HumanInsight Feasibility and acceptability of incorporating telemedicine into pharmacy services in the rheumatology clinics of the School of Medicine of the University of Puerto Rico
Am J Health Syst Pharm. 2025 Nov 12:zxaf311. doi: 10.1093/ajhp/zxaf311. Online ahead of print.
ABSTRACT
PURPOSE: Incorporating telemedicine into pharmacist services can promote medication adherence, reduce polypharmacy, and prevent adverse drug events as part of identification of drug-related problems. Our primary aim was to measure the acceptability to patients of telemedicine services using a standardized patient satisfaction survey and compare it to that for face-to-face services. Our secondary aim was to assess the feasibility of the telemedicine modality for pharmaceutical care interventions by measuring, quantifying, and categorizing drug-related problems identified during the service.
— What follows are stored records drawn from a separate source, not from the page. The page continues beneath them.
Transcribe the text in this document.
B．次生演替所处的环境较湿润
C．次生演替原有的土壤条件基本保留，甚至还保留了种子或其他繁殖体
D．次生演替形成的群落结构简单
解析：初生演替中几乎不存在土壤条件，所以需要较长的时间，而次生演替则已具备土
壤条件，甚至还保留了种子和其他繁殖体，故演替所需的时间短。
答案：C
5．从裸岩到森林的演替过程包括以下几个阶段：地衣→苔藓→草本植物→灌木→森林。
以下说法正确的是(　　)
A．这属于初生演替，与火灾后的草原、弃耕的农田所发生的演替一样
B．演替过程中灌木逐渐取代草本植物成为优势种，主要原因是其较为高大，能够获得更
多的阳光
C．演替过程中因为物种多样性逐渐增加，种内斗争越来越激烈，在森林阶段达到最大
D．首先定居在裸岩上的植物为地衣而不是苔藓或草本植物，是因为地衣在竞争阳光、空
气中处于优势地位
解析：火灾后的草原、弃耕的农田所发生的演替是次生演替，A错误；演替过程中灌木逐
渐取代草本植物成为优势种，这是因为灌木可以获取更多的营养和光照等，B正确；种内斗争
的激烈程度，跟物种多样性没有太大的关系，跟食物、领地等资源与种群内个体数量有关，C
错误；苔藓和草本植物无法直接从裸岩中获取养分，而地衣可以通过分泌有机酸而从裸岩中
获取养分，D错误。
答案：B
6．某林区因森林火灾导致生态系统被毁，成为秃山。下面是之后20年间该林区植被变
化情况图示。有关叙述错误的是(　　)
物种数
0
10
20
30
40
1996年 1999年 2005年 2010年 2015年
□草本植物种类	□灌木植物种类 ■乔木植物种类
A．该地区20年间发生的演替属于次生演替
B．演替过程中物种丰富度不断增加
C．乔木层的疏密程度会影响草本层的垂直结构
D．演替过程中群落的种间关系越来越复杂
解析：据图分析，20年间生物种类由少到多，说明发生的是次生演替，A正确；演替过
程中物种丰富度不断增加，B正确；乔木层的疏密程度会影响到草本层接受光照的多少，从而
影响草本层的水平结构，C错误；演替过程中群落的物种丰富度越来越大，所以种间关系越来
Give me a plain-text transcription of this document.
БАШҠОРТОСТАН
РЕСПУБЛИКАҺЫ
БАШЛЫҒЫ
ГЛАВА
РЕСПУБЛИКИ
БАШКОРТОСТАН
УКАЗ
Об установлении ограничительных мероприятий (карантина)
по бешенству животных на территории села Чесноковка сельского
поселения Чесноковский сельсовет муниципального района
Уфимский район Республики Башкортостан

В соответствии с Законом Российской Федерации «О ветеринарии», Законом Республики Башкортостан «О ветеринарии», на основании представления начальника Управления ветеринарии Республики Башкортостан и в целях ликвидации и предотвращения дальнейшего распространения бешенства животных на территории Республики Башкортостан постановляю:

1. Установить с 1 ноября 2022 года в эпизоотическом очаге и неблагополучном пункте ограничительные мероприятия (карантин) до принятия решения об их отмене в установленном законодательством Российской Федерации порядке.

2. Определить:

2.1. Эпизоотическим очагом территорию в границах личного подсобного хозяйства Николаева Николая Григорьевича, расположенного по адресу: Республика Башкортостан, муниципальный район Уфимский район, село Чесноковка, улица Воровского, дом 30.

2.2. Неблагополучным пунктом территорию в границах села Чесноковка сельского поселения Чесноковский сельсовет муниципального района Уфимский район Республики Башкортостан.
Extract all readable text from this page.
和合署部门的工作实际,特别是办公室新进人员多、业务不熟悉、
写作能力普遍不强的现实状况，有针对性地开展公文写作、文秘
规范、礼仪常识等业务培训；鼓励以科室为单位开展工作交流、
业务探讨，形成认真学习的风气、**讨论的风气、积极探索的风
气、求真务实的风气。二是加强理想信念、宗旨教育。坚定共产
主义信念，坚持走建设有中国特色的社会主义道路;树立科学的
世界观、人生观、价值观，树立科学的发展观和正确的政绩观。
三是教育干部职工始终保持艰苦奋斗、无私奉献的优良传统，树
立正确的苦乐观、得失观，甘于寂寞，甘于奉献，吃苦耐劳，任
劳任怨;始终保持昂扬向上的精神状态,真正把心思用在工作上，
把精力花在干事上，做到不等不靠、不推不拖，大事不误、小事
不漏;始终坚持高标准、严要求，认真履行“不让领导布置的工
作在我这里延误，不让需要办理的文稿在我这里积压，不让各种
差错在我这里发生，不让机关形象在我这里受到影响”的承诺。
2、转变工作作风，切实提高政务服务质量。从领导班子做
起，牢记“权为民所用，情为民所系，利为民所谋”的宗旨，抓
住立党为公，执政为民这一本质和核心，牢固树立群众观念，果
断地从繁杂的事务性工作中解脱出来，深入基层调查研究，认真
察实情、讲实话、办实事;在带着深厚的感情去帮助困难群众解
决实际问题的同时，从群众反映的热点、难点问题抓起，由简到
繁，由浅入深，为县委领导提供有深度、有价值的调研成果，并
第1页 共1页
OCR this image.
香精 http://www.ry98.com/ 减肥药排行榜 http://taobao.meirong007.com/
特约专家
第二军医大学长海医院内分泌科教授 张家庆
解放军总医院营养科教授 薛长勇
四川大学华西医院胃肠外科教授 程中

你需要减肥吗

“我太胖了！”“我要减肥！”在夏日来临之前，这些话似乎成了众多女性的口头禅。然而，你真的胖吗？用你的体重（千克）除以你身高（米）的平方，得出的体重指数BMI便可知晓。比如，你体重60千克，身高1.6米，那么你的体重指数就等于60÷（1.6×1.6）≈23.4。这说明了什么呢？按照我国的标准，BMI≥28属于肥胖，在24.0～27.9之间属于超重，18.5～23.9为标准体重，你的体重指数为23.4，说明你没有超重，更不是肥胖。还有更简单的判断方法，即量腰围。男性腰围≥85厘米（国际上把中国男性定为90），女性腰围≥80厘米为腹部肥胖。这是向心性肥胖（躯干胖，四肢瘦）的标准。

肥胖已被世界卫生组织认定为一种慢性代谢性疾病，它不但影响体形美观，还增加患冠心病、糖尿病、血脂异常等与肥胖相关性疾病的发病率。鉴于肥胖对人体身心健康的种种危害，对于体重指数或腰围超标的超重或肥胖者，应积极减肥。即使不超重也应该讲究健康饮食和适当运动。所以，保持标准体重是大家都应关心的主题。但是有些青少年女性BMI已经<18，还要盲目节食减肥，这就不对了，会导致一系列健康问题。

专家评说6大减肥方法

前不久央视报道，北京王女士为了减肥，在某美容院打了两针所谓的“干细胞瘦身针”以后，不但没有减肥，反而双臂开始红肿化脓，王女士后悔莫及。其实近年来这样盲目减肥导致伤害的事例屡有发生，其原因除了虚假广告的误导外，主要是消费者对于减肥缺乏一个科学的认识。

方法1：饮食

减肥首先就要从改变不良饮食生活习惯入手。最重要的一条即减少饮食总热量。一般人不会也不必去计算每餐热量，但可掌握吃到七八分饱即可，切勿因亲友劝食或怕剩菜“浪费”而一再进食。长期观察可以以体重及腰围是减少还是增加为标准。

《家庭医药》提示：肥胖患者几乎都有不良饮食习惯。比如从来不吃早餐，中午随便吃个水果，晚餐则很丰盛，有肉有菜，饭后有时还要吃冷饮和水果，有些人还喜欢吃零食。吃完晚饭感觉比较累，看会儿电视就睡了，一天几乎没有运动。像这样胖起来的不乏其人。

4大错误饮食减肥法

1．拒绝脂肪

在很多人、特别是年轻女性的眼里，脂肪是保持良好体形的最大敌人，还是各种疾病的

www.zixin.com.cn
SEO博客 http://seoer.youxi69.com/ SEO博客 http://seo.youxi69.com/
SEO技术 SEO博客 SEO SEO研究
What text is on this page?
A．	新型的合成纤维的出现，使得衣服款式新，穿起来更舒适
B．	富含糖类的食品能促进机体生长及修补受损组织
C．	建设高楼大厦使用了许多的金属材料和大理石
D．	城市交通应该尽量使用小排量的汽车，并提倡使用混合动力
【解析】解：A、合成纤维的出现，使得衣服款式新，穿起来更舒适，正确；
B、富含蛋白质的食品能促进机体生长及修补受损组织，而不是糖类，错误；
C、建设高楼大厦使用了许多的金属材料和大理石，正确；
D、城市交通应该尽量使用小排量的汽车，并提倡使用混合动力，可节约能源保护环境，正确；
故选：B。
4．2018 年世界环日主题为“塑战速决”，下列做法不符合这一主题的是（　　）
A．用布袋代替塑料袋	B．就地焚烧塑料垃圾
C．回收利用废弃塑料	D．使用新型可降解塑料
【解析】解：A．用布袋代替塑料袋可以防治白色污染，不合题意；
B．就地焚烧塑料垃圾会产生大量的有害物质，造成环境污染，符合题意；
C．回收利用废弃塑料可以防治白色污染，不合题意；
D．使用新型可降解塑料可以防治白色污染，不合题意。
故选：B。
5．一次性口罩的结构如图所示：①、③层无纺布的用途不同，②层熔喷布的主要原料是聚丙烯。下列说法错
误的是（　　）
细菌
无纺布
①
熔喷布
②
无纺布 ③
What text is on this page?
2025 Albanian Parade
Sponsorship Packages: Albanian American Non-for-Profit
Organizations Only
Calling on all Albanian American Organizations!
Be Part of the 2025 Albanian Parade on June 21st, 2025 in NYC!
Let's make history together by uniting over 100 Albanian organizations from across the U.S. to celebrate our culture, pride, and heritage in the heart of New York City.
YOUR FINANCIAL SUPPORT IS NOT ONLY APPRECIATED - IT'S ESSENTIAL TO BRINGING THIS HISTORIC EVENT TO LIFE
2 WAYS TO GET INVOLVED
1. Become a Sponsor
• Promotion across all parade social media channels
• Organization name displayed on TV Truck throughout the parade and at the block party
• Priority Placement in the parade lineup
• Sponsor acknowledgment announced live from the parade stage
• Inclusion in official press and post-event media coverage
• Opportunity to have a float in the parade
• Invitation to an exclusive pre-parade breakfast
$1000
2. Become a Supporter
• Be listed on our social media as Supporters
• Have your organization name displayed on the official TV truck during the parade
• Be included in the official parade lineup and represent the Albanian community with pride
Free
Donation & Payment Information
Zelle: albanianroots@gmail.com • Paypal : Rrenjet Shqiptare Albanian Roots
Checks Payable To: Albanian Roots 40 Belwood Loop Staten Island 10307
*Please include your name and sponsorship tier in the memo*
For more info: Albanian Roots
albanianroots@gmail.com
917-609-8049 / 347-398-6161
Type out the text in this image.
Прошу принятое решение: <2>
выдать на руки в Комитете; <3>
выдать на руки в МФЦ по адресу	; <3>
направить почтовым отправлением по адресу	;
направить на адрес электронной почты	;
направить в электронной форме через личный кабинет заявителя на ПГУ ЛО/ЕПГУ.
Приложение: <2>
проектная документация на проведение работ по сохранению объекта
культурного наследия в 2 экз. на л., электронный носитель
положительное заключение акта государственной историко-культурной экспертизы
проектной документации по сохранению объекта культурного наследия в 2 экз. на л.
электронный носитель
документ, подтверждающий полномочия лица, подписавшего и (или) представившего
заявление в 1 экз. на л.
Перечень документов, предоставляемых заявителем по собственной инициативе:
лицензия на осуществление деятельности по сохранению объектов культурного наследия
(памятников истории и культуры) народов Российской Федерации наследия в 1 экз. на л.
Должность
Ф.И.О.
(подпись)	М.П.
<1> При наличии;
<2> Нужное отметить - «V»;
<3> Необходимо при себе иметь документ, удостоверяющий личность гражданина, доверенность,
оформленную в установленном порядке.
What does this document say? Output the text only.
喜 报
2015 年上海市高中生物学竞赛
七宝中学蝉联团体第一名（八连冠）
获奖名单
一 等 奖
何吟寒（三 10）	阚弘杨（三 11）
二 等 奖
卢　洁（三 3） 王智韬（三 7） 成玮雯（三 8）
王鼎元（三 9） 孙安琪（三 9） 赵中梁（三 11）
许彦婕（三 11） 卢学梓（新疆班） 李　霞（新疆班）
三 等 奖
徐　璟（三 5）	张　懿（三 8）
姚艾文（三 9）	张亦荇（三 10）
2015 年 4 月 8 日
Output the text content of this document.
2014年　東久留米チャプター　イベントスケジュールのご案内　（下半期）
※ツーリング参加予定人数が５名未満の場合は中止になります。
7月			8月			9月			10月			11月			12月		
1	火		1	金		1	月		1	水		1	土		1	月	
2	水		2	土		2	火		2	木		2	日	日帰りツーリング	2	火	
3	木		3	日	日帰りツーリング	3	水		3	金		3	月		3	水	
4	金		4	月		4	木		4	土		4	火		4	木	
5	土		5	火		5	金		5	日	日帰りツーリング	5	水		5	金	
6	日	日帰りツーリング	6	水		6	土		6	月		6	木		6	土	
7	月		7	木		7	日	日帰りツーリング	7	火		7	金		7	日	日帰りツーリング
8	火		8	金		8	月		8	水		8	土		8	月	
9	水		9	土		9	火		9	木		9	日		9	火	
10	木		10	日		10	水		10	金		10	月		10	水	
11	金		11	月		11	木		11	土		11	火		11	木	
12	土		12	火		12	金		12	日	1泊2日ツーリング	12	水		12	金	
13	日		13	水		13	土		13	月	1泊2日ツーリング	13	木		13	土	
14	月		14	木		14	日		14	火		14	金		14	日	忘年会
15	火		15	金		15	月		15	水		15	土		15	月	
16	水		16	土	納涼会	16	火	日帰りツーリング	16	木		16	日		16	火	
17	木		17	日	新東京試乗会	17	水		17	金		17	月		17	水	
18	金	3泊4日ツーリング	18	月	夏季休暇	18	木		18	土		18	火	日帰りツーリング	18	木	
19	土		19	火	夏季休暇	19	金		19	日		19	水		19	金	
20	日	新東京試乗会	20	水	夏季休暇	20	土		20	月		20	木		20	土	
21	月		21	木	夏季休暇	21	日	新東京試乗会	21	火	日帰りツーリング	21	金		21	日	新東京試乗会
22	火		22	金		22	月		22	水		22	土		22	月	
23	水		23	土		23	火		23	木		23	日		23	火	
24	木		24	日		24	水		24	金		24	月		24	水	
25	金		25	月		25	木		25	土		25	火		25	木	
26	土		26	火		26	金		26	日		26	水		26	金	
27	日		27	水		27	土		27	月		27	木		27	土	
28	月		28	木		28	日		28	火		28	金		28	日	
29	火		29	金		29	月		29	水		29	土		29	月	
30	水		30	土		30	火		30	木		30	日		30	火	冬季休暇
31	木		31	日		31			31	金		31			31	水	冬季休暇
METHODS: The study followed a prospective crossover design from October 2021 to September 2022. Adult patients (21 years or older) with rheumatic diseases evaluated at a university-based outpatient clinic were eligible to be enrolled. After the intervention, patients completed a survey regarding satisfaction and perception of their appointment. Descriptive statistics were used for patient demographic characteristics. Patient satisfaction with the modalities was compared using a t test.
RESULTS: In this study, 296 patients were enrolled with a mean (SD) age of 50.4 (12.5) years. Participating patients were utilizing a mean (SD) of 10.2 (4.7) medications. No significant differences (P < 0.05) were observed for any of the survey questions when comparing responses for the face-to-face and telemedicine encounters. In general, patients strongly agreed that they were satisfied with the services they received and perceived the services as unique and valuable in both types of encounters.
CONCLUSION: Overall satisfaction was very high, and no differences were found in the perception of or satisfaction with services between the telemedicine and face-to-face modalities.